When I was drawing editorial cartoons, I liked to call them "sanctioned graffiti." I didn't predict that someday I'd be doing a much more literal version of sanctioned graffiti, but that's what I did last weekend.
This was part of the Musselman, a triathlon festival in Geneva, NY, up in the Finger Lakes, that just may be the best-run triathlon - hell, best-run event of any kind - anywhere. I did race, but the main reason I was out there was to paint the town, so to speak, or one specific part of it. And it wasn't just me. Hardly.
What we did was a big paint-by-number. On Friday, I sketched out the picture and painted the outlines in black and the color-area boundaries in gray. Then I raced the sprint Saturday morning and headed back to the wall. Mostly then I signed books and talked to people while the racers painted in the colors. The idea was that you were assigned color according to the last digit of your race number, but we quickly scrapped that because, well, it didn't really matter. Grab whatever color you want and paint seemed to work just as well while seeming a lot less anal-retentive.

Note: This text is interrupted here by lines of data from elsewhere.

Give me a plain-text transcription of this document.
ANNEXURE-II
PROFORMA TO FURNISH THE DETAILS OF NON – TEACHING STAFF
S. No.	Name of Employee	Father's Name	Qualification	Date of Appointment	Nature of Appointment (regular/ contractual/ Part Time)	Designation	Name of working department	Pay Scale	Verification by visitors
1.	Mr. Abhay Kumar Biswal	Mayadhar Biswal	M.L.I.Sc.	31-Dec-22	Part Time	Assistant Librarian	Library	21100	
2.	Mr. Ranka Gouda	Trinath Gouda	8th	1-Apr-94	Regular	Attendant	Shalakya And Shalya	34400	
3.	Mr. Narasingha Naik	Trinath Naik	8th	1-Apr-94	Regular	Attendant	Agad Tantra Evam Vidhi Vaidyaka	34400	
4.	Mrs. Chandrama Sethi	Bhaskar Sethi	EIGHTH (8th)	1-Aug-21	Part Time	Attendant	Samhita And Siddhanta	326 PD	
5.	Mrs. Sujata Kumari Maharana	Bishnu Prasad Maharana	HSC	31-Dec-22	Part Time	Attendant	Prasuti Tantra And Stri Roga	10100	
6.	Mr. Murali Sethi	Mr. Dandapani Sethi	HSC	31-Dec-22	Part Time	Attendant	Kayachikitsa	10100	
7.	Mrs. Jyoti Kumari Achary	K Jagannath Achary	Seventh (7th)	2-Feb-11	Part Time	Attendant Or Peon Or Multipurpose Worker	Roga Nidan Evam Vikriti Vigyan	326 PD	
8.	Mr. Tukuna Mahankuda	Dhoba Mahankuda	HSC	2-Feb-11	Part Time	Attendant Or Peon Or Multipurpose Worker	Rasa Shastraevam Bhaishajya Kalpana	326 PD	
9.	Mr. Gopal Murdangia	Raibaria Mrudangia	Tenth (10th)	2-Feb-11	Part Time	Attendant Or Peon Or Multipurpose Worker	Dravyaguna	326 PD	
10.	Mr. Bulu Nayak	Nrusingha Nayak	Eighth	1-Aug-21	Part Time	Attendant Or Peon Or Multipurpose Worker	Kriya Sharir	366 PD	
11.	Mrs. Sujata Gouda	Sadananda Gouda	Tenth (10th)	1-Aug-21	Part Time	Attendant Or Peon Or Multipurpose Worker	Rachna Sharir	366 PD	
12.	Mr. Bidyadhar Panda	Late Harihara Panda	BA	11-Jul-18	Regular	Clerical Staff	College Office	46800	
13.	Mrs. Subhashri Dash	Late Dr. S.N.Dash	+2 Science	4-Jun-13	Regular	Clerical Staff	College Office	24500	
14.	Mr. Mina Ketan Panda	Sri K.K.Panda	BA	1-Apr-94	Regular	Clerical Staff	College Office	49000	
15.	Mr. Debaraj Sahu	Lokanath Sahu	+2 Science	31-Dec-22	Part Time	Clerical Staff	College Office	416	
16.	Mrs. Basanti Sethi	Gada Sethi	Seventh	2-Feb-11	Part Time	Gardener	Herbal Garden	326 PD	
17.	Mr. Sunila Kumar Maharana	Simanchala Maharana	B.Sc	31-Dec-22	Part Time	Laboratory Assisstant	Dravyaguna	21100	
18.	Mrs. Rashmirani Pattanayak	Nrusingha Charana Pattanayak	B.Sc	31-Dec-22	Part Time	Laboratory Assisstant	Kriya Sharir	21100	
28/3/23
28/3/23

Saturday evening, I touched up whatever colors needed touching up (not much), and then Sunday I and however many hundred or thousand racers ran right past it with about three miles to go in the half-iron.
Pushing 10 years after the debut of my comic strip, it's still a trip to see my work in the newspaper. Running past it at the end of a great race is a whole 'nother kind of a trip. I recommend it highly.
Oh, the race: In spite of my whine-worthy spring and summer of very little training and sleep, my very busy week in which we closed on our former house the day before I left for the race, my abundant non-racing hours of painting in the sun and my meager portion of natural talent in general, I did OK.
I did Saturday's sprint (750 meter swim, 16 mi bike, 3.2 mi run) in 1:23:00, good for 5th in my 45-49 age group. The half-ironman (1.2 mi swim, 56 mi bike, 13.1 mi run) went down in 5:23:38, good for 10th in my age group. That gave me 12th overall male or something for the Double Mussel, and I believe first in my age group if they'd had age groups for the double, which they didn't, which is quite fine. What I like is that I was expecting epic suffering and humiliation and enjoyed just the right amount of suffering and the same humiliation I always get from not having a single photogenic cell in my body to show the race photographers on the run course.
Now maybe I can start training and see what happens then. You know, like I started blogging again two weeks ago. I'll keep trying, and either I'll get it figured out or I'll get lucky. I enjoy either, and not just racing.
3 comments:
The mural is an awesome idea. I would have loved to paint a piece of it.
I bet you could do some fund raisers that way. Charge folks to paint a color on the mural. I would pay.
Congrats on your good race.
Nice piece of art.
We are just starting to sell our house and make a bid on our new one. We hope the overlap isn't too long.
I wish I could take more credit for it, but all I supplied were the design and the outlines. The other racers supplied the color labor, and race director Jeff Henderson and city councilor (and racer) Jackie Augustine brainstormed the mass-participation idea. And now Sara's had a great idea that I can't take credit for. That's a really great idea. I hope it catches on -- but only after I catch up. It was worth every second, and it was a lot of hours.